For the experiments by Seipenbusch et al. (2008), the source particles, i, were approximately monodisperse and much smaller than the (approximately monodisperse) background particles, j. Equations 1 and 2 for the evolution of the source particle concentration, ni, in the box can then be written as (Seipenbusch et al. 2008):
$$ {\frac{{\delta n_{i} }}{\delta t}} = {\frac{{Q_{\text{S}} }}{V}}n_{{i,{\text{S}}}} - n_{i} \left( {n_{j} K_{i,j} + {\frac{{Q_{\text{V}} }}{V}}} \right) - {\tfrac{1}{2}}K_{ii} n_{i}^{2} \quad ( = 0\quad {\text{at}}{\kern 1pt} {\kern 1pt} {\kern 1pt} {\text{steady}}{\kern 1pt} {\kern 1pt} {\kern 1pt} {\text{state}}) $$
(3)
where ni,S is the NP source concentration, QS is the volumetric source flow rate into the box, QV is the volumetric ventilation rate of the box, ni the concentration in the box of the primarily released NP, V is the box volume, Ki,j is the coagulation rate constant for NP and background particles, Kii is the coagulation rate constant for homogeneous coagulation (Kii as used by Seipenbusch et al. (2008) includes the factor ½ that corrects for counting collisions between two identical particles twice), and nj is the background aerosol concentration. It is assumed that background concentration is constant and that generation of particles by homogeneous coagulation can be neglected, i.e., that all source particles are scavenged by the larger background particles (this will not change diameter as a result). Dimensional analysis of the parameters in this model was used to derive a non-dimensional scaling parameter, Z, being the ratio of the loss rate by coagulation and the source rate
$$ Z = {\frac{{K_{ij} n_{j} n_{{i,{\text{S}}}} }}{{{\frac{{Q_{\text{S}} n_{{i,{\text{S}}}} }}{V}}}}} = {\frac{{{\text{VK}}_{ij} n_{j} }}{{Q_{\text{S}} }}} $$
(4)
It was found that the experimental data could be approximated by the relation
$$ {\frac{{n_{i} }}{{n_{{i,{\text{S}}}} }}} = {\frac{\text{const}}{Z}} $$
(5)

It was anticipated that additional measurement results may provide more accurate correlations in the future.
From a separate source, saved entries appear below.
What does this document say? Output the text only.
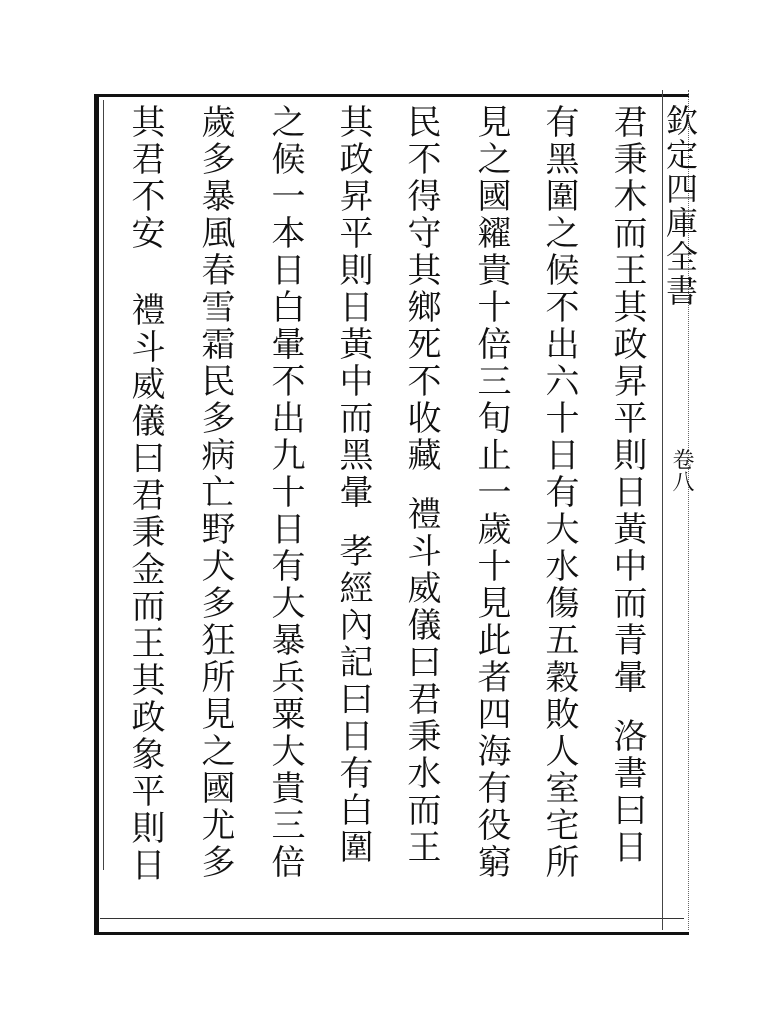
欽定四庫全書
卷八
君秉木而王其政昇平則日黃中而青暈洛書曰日
有黑圍之候不出六十日有大水傷五穀敗人室宅所
見之國糴貴十倍三旬止一歲十見此者四海有役窮
民不得守其鄉死不收藏禮斗威儀曰君秉水而王
其政昇平則日黃中而黑暈孝經內記曰日有白圍
之候一本日白暈不出九十日有大暴兵粟大貴三倍
歲多暴風春雪霜民多病亡野犬多狂所見之國尤多
其君不安禮斗威儀曰君秉金而王其政象平則日
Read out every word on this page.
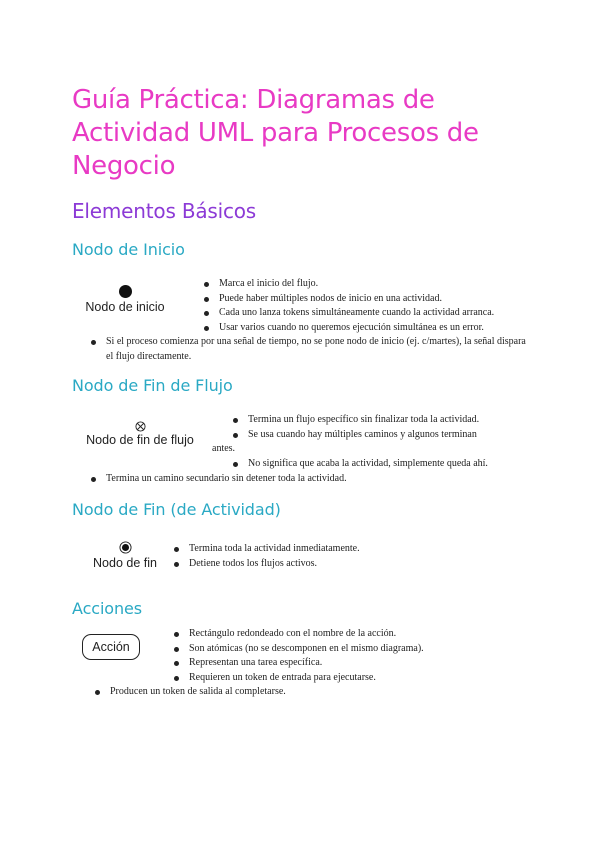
Guía Práctica: Diagramas de Actividad UML para Procesos de Negocio
Elementos Básicos
Nodo de Inicio
Nodo de inicio
Marca el inicio del flujo.
Puede haber múltiples nodos de inicio en una actividad.
Cada uno lanza tokens simultáneamente cuando la actividad arranca.
Usar varios cuando no queremos ejecución simultánea es un error.
Si el proceso comienza por una señal de tiempo, no se pone nodo de inicio (ej. c/martes), la señal dispara el flujo directamente.
Nodo de Fin de Flujo
Nodo de fin de flujo
Termina un flujo específico sin finalizar toda la actividad.
Se usa cuando hay múltiples caminos y algunos terminan
antes.
No significa que acaba la actividad, simplemente queda ahí.
Termina un camino secundario sin detener toda la actividad.
Nodo de Fin (de Actividad)
Nodo de fin
Termina toda la actividad inmediatamente.
Detiene todos los flujos activos.
Acciones
Acción
Rectángulo redondeado con el nombre de la acción.
Son atómicas (no se descomponen en el mismo diagrama).
Representan una tarea específica.
Requieren un token de entrada para ejecutarse.
Producen un token de salida al completarse.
Equation 5 can be derived directly from Eq. 3 at steady state under the assumption that the ventilation term (QV/V) and the loss by homogeneous coagulation (Kiini2) can be neglected.

In Eq. 3, surface deposition was neglected. The loss rate by ventilation λv = (QV/V) can be generalized to a total loss rate, λ, by including the loss rate by surface deposition, λs, i.e., λ = λs + λv.

Equation 3 at steady state is quadratic in ni and can thus be solved easily. Figure 2 shows how ni varies for varying total loss rate, λ, other parameters fixed. We have used a box volume (2 m3) and source flow rate (83 cm3 s−1), source particle size (10 nm), background particle size 1000 nm, source concentration (106 cm−3) and background particle concentration (104 and 103 cm−3) similar to the conditions in the experiments by Seipenbusch et al. (2008). The coagulation rate constant, as given by Jacobson and Seinfeld (2004), both without and with correction for fractal dimension and van der Waals/viscosity force, was used. Results are shown for no correction for fractal dimension and van der Waals/viscosity force (Df = 3, coagulation constants Kii = 2 × 10−9 cm3 s−1, Kij = 3.75 × 10−7 cm3 s−1) and with correction (Df = 1.7, Kii = 8 × 10−9 cm3 s−1, Kij = 60 × 10−7 cm3 s−1). Actually, Kii was almost only influenced by the van der Waals/viscosity correction, while Kij was almost only influenced by the fractal correction.
https://static-content.springer.com/image/art%3A10.1007%2Fs11051-009-9706-y/MediaObjects/11051_2009_9706_Fig2_HTML.gif
Fig. 2

Steady state concentration of particles, Eq. 3. Source concentration ni,S = 106 particles cm−3, size 10 nm. Source volume flow rate = 83 cm3 s−1. Chamber volume 2 m3. Background particle size 1000 nm and concentration nj 104 and 103 # cm−3. No correction for fractal dimension Df and van der Waals/viscosity force (Df = 3, coagulation constants Kii = 2 × 10−9 cm3 s−1, Kij = 3.75 × 10−7 cm3 s−1), and with correction (Df = 1.7, Kii = 8 × 10−9 cm3 s−1, Kij = 60 × 10−7 cm3 s−1)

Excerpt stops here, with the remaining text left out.